I have not worked since 2009 - I have dared to take a volunteer job in the field that I enjoy as receptionist at a new hospice facility in the south end of my city. It felt so good to be behind a desk and making a contribution to my community. I do face some hurdles as I am responsible for 16 lines/extensions and have no experience at doing so, but the environment is supportive and so I am hopeful that I can learn shift to shift which are only three hours from noon - 3 p.m.
Another good reason for stepping out is that there has to be more to my life than struggling with PTSD, Chronic Fatigue and Fibromaygia, there just has to be. It takes me two buses and a short jaunt across a field, but I felt good doing it, though I am sure I did too much walking on a broken toe. I left at 8:30 a.m.
It was the repeated message within this community that repeatedly kept telling me that I CAN RECOVER that I have chosen to believe that and to choose decisions that line up with that new belief.

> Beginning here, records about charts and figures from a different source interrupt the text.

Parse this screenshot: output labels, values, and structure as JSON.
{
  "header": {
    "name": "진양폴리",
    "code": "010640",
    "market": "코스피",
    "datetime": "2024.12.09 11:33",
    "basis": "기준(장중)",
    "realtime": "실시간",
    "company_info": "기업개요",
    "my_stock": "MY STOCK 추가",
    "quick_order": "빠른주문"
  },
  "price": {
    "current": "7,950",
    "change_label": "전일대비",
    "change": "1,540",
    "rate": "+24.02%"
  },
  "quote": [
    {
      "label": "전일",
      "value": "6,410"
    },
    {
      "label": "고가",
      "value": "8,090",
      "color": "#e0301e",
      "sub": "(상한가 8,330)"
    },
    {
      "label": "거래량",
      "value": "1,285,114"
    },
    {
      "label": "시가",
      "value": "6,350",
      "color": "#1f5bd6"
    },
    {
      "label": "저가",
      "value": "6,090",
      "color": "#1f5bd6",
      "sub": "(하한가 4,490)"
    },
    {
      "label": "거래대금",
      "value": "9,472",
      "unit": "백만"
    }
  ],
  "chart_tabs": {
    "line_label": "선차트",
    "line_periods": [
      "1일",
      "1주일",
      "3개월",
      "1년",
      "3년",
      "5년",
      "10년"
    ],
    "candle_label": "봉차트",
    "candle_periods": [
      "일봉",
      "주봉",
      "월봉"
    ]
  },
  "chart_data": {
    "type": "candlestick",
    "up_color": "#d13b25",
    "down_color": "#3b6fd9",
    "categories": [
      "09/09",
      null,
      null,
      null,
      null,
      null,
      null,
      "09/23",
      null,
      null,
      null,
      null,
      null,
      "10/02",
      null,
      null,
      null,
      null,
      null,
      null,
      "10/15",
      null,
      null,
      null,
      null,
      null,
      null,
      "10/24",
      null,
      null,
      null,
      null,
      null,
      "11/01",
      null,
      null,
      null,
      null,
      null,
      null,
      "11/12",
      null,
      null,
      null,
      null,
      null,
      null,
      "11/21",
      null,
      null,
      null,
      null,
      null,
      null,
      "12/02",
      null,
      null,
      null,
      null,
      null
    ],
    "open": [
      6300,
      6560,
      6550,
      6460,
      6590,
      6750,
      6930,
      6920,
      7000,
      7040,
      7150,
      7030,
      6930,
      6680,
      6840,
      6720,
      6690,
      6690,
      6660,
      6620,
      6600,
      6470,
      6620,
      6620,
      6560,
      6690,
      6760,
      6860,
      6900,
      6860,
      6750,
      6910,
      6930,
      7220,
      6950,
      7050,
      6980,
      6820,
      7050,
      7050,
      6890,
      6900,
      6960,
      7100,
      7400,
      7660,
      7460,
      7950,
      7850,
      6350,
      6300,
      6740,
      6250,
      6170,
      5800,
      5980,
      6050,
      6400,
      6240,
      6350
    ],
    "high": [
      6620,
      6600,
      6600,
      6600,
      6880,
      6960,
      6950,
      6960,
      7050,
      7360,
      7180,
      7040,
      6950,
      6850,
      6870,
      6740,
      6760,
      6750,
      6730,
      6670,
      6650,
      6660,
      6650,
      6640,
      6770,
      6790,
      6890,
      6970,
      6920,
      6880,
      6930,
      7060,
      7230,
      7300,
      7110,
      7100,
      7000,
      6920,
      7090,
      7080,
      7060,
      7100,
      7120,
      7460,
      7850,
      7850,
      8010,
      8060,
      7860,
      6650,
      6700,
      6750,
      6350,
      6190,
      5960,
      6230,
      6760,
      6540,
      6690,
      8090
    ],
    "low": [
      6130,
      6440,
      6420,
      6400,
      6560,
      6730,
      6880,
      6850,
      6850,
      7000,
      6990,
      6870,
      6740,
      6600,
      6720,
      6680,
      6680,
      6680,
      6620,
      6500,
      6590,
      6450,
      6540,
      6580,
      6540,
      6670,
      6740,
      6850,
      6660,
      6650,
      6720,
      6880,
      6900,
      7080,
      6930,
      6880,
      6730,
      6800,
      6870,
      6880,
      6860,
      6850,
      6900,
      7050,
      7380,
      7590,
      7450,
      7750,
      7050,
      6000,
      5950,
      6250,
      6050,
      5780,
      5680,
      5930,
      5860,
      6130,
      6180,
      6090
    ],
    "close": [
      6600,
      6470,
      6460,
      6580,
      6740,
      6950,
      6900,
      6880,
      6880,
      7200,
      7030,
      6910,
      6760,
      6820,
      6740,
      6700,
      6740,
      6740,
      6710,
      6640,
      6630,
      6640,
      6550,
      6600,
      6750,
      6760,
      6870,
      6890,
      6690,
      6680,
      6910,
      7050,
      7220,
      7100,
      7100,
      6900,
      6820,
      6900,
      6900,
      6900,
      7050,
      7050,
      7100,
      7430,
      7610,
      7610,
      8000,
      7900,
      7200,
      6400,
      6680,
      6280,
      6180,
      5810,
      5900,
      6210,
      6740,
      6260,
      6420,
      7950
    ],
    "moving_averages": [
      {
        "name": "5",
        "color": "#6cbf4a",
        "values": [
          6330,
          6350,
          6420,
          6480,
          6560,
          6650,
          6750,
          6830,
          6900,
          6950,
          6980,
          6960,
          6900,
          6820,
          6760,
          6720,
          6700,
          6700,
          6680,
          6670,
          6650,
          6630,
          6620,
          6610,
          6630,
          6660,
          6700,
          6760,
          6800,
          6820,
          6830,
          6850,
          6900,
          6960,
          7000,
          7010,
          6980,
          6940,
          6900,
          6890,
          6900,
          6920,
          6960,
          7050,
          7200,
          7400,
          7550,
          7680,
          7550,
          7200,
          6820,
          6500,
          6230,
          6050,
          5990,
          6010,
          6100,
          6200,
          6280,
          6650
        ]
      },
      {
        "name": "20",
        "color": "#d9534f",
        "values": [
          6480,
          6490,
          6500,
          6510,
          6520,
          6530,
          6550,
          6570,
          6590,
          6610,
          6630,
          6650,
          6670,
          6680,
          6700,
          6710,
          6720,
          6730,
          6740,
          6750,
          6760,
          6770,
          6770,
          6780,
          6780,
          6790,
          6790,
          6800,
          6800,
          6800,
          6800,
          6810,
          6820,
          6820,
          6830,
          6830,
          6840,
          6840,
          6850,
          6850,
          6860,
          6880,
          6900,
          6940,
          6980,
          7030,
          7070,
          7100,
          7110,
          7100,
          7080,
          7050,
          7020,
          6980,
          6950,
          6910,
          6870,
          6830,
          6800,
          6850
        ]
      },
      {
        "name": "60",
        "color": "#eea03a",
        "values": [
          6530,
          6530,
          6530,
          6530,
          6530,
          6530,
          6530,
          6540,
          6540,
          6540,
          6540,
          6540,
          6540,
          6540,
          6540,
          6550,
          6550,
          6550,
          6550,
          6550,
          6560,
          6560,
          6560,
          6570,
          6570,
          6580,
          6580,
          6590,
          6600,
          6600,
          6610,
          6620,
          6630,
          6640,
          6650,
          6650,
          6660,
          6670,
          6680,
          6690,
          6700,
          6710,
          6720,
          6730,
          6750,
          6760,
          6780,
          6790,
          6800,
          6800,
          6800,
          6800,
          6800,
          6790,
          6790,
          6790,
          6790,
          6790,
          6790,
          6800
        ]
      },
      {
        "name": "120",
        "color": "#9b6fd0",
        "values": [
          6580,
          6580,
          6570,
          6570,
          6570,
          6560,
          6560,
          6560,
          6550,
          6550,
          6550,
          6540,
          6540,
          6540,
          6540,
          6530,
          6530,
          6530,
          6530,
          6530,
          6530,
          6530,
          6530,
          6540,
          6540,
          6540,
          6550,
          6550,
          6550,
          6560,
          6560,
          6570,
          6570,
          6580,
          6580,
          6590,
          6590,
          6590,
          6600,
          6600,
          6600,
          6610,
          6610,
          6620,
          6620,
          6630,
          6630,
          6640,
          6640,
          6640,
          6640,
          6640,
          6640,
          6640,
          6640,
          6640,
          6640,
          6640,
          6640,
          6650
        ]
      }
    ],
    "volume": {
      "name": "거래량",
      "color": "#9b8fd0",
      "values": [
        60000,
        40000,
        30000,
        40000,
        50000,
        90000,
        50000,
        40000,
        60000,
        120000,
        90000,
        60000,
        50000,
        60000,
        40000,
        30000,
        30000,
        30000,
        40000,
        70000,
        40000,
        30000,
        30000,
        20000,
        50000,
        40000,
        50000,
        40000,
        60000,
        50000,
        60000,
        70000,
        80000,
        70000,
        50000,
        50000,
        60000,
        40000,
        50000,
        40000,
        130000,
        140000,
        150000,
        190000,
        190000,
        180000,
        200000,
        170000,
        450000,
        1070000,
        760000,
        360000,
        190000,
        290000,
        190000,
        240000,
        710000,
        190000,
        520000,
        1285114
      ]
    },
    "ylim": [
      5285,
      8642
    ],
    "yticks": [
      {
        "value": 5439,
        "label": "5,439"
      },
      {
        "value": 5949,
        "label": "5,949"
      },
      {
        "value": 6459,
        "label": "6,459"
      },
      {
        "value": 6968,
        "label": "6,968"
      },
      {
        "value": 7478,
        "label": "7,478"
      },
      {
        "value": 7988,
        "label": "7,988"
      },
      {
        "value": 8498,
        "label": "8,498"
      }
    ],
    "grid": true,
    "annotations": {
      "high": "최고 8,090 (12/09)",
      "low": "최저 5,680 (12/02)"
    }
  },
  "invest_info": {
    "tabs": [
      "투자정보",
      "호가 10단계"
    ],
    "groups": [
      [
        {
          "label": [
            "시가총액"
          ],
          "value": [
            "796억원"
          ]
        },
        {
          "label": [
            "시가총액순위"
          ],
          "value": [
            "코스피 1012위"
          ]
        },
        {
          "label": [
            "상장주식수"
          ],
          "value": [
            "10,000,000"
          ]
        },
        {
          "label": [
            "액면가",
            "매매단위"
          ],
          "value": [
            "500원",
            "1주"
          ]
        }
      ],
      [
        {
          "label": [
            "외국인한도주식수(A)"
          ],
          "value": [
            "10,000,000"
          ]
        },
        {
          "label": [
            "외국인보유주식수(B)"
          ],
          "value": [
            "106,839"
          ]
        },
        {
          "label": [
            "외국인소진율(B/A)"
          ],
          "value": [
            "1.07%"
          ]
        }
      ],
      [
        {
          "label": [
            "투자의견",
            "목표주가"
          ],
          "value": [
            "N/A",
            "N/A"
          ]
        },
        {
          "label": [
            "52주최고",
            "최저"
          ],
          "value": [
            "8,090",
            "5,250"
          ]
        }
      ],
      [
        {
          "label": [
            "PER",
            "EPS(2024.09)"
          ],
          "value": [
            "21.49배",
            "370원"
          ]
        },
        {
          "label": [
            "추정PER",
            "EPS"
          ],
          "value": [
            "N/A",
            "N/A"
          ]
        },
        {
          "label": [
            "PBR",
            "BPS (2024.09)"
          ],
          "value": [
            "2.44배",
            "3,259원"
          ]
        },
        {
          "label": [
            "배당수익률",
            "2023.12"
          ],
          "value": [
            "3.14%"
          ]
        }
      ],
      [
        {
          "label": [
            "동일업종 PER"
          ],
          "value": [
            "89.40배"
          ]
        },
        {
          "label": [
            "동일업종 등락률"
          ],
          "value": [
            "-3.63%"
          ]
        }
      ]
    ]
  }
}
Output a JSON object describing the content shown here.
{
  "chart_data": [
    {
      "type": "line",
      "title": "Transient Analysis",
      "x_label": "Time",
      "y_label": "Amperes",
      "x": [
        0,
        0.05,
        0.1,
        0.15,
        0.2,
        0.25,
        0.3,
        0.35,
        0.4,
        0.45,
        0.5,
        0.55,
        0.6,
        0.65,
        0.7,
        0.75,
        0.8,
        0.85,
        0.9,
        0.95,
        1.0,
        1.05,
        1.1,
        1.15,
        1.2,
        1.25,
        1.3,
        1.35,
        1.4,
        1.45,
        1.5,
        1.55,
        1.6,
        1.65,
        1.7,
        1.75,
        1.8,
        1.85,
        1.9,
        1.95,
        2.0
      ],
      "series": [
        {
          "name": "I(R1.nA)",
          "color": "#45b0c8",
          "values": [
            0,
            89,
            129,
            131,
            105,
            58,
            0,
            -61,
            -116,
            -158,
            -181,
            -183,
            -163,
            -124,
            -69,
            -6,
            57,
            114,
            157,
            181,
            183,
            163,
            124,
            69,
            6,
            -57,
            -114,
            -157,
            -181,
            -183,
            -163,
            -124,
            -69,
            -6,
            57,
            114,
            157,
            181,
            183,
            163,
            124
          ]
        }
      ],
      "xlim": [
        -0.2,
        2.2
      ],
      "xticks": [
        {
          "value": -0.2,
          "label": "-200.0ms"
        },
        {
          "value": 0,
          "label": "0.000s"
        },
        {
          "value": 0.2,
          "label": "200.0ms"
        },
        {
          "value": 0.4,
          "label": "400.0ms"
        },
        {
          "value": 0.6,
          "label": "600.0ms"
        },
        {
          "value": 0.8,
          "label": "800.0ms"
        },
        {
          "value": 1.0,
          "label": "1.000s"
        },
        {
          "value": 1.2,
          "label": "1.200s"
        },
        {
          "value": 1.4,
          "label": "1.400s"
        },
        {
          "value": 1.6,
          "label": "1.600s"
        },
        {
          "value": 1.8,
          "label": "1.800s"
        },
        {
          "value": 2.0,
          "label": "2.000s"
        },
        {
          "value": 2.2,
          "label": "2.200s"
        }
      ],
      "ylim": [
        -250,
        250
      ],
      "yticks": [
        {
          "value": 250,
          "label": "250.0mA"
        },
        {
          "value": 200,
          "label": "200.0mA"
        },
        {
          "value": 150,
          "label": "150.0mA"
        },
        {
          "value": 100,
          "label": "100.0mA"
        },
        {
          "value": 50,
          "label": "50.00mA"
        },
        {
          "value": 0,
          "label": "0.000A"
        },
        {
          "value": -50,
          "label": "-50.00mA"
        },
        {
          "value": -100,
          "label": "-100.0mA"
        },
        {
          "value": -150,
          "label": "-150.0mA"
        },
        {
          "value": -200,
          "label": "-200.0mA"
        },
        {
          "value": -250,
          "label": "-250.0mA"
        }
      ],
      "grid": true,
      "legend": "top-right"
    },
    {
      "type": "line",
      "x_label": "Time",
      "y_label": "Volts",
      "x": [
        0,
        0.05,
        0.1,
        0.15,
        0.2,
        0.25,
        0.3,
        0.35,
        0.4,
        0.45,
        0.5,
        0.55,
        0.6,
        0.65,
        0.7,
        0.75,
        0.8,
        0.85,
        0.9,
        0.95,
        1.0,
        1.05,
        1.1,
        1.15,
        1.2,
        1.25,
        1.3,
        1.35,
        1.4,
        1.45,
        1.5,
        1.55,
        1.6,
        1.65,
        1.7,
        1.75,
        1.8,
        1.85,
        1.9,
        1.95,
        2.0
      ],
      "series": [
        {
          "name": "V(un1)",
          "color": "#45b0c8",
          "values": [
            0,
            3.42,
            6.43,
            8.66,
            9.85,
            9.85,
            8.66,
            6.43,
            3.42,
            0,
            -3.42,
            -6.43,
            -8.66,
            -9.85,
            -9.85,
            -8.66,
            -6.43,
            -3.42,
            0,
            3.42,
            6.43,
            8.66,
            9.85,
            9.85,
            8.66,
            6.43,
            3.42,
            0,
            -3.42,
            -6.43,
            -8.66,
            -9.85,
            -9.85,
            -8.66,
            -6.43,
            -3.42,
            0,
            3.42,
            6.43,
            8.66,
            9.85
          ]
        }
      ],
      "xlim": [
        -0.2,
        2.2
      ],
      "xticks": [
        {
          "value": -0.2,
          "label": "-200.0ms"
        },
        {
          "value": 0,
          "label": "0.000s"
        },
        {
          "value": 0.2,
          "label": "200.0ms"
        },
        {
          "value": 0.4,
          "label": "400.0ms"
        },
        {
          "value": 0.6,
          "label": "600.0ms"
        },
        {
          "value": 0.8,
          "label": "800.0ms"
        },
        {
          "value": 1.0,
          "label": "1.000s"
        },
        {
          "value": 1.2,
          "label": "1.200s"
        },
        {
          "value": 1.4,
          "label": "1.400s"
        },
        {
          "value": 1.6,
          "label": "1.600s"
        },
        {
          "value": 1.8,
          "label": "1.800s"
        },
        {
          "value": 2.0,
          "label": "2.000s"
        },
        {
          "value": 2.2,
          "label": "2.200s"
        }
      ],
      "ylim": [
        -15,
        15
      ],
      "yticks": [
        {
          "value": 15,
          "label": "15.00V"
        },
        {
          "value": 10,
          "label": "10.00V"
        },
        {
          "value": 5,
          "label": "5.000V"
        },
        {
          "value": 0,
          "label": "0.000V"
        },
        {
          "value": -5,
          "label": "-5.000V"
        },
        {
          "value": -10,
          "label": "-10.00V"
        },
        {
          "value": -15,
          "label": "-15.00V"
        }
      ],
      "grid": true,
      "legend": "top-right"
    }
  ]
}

I am very sore and achy this morning, but it is well deserved so I am choosing not to grumble about it. I had to share this step in my recovery with you because each of you who respond to posts with your own experiences have encouraged me to believe that life can improve. I know that recovery is slow and that I will probably experience setbacks and bad days, but I choose not to be anxious about those possibilities until they actually happen.
From the depth of my being, I want to thank each of you for being strong enough to be vulnerable in this community about your own journeys so I could learn to be strong in and through my own.